Atv'nin yeni dizisi Safir 'Saklı Kalan Bir Aşk Hikayesi' yarın akşam üçüncü bölümüyle izleyiciyle buluşacak. Dizide Gülsoy Ailesi'nin bir gecede değişen ihtiras, tutku, intikam ve zorbalık sınavları ile dolu hikayesi anlatılıyor. İpek Tuzcuoğlu da 'Safir' dizisinde canlandırdığı 'Gülfem' karakteriyle 10 yıl sonra ilk kez komedi türü dışında bir projeyle ekrana geliyor.
Yıllar sonra izleyicinin karşısına farklı bir rolle çıkmanın heyecanını yaşayan Tuzcuoğlu ile bir araya geldik. Ünlü oyuncu, diziyi, rolünü ve aşka bakışını anlattı.
Atv dizisi 'Safir'de 'Gülfem' karakteriyle ekrana geliyorsunuz. Çocuklarına bağlı bir anne. Nasıl bir deneyim oldu bu karakteri canlandırmak?
Yaklaşık on yıldır komedi dizilerinde oynuyordum, doğrusu bir dramda oynamayı özlemişim. Bir diğer farkta genelde Anadolu kadını, taşralı, sosyal statüsü düşük karakterleri canlandırmamdı. 'Gülfem' karakteri ise tam bunların dışında duruyor, beni yıllardır izleyen seyircinin de ilk kez farklı tavır ve tarzda göreceği bir karakter. Açıkçası bizim yapımcılarımız genellikle oyuncu seçimlerini seyirci gözünde ki kodlamalar ile yapar.
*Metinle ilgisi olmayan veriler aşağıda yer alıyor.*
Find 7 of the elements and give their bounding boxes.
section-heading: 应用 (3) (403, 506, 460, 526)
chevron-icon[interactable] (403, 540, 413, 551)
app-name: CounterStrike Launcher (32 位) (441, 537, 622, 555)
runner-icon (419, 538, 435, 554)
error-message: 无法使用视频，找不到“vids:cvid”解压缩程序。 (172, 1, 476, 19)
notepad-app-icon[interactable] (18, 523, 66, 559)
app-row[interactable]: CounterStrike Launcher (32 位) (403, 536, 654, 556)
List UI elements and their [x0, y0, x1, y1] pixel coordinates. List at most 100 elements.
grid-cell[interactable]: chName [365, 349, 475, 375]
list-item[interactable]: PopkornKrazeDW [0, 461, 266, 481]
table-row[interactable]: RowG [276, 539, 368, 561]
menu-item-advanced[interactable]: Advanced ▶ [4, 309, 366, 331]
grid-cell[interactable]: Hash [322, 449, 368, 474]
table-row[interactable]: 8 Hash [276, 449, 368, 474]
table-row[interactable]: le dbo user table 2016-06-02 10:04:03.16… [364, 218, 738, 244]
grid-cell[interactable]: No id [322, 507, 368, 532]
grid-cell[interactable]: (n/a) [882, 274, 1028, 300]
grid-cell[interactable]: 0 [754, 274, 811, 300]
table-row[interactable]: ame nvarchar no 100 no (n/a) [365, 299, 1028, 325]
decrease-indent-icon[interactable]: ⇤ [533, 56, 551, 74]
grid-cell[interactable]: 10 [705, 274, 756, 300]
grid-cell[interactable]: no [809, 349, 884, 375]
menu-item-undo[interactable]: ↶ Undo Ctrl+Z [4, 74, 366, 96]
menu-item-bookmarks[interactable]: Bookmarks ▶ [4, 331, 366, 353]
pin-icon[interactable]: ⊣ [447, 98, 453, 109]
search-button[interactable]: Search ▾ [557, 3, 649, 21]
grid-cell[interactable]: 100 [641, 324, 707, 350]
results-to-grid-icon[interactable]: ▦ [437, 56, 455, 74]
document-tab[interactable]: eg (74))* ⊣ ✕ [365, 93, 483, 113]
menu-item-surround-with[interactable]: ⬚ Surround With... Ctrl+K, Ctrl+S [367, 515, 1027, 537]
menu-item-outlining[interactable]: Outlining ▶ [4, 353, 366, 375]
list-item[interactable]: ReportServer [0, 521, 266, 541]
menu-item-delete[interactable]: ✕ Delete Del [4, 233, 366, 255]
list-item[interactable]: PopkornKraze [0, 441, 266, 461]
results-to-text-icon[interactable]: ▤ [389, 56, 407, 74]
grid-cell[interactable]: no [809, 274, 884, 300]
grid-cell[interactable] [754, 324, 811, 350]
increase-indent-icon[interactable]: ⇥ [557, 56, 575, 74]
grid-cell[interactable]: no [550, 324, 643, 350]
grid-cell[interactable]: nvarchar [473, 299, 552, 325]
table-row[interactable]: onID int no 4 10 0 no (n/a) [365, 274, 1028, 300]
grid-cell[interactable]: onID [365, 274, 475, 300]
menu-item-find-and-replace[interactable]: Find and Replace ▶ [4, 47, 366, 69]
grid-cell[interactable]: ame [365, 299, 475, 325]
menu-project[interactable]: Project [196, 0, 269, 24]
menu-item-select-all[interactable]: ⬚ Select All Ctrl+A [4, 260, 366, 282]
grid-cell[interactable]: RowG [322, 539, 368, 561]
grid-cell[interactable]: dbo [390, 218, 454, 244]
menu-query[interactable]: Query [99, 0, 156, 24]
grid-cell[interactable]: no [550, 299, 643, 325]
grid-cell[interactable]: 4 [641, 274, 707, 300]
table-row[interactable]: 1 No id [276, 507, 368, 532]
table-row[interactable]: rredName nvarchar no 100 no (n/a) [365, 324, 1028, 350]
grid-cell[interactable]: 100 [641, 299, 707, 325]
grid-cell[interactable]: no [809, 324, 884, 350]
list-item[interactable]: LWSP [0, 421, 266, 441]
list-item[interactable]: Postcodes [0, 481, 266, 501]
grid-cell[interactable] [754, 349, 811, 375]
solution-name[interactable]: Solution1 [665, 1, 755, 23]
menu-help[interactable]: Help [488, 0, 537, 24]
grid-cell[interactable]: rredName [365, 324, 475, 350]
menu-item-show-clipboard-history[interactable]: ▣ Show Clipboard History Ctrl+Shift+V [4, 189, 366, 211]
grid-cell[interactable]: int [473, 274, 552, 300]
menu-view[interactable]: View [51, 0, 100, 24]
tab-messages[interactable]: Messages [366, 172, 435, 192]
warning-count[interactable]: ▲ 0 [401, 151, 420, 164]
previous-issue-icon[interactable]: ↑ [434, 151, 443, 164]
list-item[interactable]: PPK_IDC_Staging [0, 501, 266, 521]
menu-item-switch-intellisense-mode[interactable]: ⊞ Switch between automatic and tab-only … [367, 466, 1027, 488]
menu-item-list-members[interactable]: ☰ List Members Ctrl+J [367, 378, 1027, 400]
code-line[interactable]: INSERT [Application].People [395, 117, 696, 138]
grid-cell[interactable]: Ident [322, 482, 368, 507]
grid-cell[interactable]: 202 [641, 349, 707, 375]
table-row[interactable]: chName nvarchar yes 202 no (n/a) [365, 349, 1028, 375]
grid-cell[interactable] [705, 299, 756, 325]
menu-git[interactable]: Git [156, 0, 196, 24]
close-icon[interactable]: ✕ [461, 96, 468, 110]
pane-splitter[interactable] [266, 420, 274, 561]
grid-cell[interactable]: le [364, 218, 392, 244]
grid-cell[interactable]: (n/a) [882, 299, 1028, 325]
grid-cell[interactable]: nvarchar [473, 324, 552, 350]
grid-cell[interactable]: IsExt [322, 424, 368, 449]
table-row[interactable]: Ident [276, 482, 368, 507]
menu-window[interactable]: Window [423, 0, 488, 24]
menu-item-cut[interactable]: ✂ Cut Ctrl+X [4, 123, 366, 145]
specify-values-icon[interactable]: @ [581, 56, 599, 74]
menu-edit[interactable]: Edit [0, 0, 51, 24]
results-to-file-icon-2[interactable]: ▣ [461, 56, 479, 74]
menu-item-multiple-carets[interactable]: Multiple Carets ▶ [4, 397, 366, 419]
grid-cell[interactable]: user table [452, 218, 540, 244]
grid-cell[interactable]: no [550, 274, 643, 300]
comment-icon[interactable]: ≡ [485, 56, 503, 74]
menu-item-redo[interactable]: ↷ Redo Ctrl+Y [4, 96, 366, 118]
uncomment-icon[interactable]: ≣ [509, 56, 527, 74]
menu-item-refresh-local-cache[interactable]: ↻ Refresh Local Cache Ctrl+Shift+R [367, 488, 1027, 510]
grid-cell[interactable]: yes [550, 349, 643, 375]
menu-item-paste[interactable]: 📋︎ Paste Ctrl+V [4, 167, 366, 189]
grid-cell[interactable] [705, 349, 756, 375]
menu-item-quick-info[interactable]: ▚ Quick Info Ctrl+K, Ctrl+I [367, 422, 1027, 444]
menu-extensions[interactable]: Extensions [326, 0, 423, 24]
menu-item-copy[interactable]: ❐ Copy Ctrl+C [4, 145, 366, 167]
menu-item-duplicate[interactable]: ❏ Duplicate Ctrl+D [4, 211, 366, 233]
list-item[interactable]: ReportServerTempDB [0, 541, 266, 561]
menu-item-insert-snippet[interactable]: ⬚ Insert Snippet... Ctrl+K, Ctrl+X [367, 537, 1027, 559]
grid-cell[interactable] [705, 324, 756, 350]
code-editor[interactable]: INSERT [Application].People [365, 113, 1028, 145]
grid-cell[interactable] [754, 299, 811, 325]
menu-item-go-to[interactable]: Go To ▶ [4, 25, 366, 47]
Yapımcım Mehmet Yiğitalp, 'Gülfem' karakterine beni seçerek şimdiye kadar oynadığım karakterlerin çok dışında bir rol vererek aslında bir risk almış oldu, bu da benim için gerçekten kıymetli bir durum. Ve en önemlisi üç oğlum var ve bir kayınvalideyim hem de bir aslan tadında.
HAYATTA HER ŞEY DENGEDİR
Kapadokya'da daha önce Asmalı Konak, Aşk ve Mavi'de çalışmıştınız... Halk sizi nasıl karşıladı?
Burası bendenizin ikinci evi. Bunca yıldan sonra rahatlıkla söyleyebilirim ki 'Asmalı Konak' ayrı, 'Dicle' ayrı sevilir buralarda. Uzun yıllardır Kapadokya halkı ile aramda büyük bir sevgi bağı var diyebilirim. Hayatta her şey dengedir. Seversen sevilir, sayarsan sayılırsın, o yüzdendir işte o büyük sevgi. Hatta aramızda espriler yapıyoruz, 20 yıl sonra mutfaktan, hanımlığa diye.
Tekrar bu yörede olmak size nasıl hissettirdi?
Şahane, hep söylerim burası dünya üstü bir yer diye. 20 yıl önce hangi duygu ve heyecanım varsa hâlâ öyleyim. Eğer siz hazırsanız buranın enerjisi insanı değiştirir, dönüştürür. Gökyüzü sizi ayrı sarmalar, vadiler apayrı. Buralarda gözlerinizin gördüğü her manzara ruhunuzu kucaklar sanki buranın bir parçası olduğunuzu size fısıldar.